Background Epigenetic dysregulation is implicated in the pathogenesis of lupus. We performed a longitudinal analysis of DNA methylation in lupus patients and assessed epigenetic changes over time and across disease activity status. Combining genetic and epigenetic analyses, we also examined ancestry-specific DNA methylation and DNA methylation changes influenced by genetic variants across the genome.

Methods A total of 54 female lupus patients, including 32 European-American and 22 African-American, were followed for up to 4 years. Blood samples were obtained at routine follow up visits and during disease flares, with a total of 229 samples collected. Disease activity at each blood draw was determined by SLEDAI. Granulocytes were isolated and DNA extracted. Genotyping was performed using the Infinium Global Screening Array v2.0, and genome-wide DNA methylation was assessed at each time-point using the Infinium MethylationEPIC array. Ancestry-specific DNA methylation changes and methylation quantitative trait loci (meQTL) were identified. A linear mixed effects model was implemented to identify DNA methylation alterations that vary with disease activity and the development of lupus nephritis during follow up.

Results We identified 487 hypomethylated and 420 hypermethylated CpG sites in African-American compared to European-American lupus patients, annotated to 391 and 316 unique genes, respectively. Differentially methylated genes include type I interferon-response genes such as IRF7 and IFI44, and genes related to the NFkB pathway. After adjusting for age, medications, and genetic background, DNA methylation levels in 142 (15.7%) differentially methylated sites were found to be allele-specific and influenced by at least one genetic variant located within 1kb. TREML4, which plays a vital role in toll-like receptor signaling, was hypomethylated in African-American patients and demonstrated a strong cis-meQTL association (R 2=0.91). The associated genetic variant (rs9369265) significantly differs in allele frequencies between African-American and European-Americans, and is located within an active enhancer region in neutrophils and modifies TREML4 expression. In vitro patch methylation experiments confirmed the regulatory effects of TREML4 methylation upon gene expression. Experiments to assess the functional effects of TREML4 overexpression in human neutrophils are underway in our laboratory. Interestingly, the DNA methylome was highly stable across disease activity levels and over time. Two sites cg26104306 (SNX18; FDR-adjusted P-value = 3.38 x 10−2) and cg06708913 (FDR-adjusted P-value = 3.43 x 10−2) were associated with changing disease activity levels in African-American patients. Demethylation of a CpG site located within GALNT18 was associated with the development of active lupus nephritis.
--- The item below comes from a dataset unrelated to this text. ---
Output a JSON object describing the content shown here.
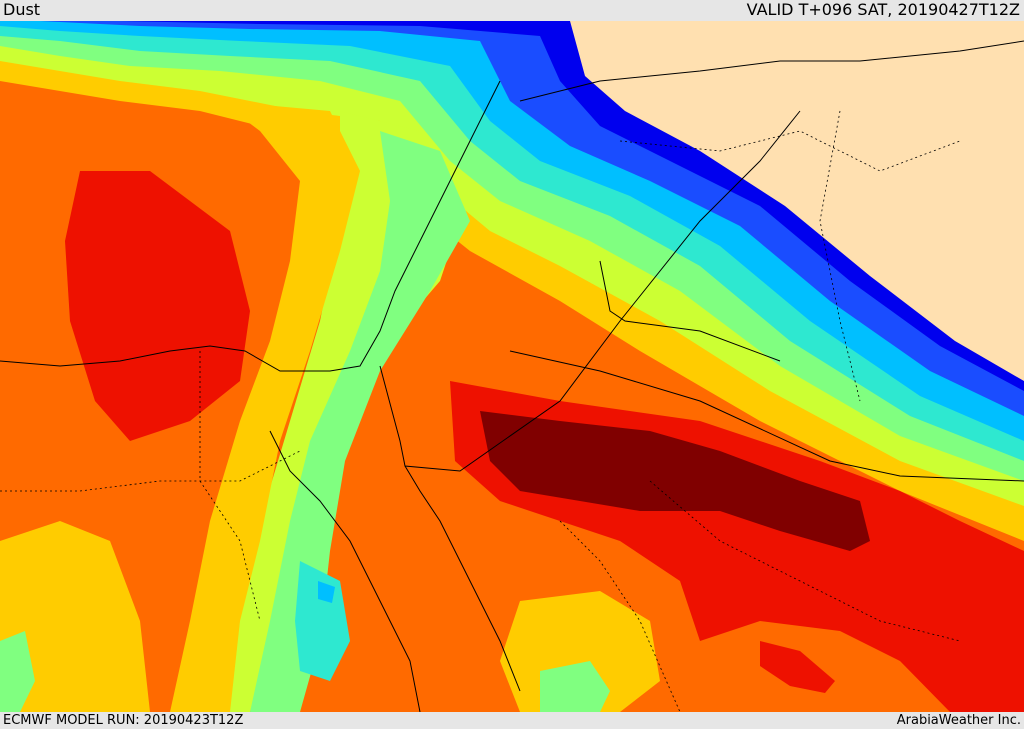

Conclusion Lupus granulocytes demonstrate significant differences in DNA methylation patterns between African-American and European-American patients. DNA methylation profiles in lupus patients are influenced by ancestry-specific genetic variants and are highly stable over time independent of disease activity levels. Progressive demethylation in SNX18 was observed with increasing disease activity in granulocytes from African-American lupus patients, and demethylation in GALNT18 was associated with the development of lupus nephritis in our cohort during follow up.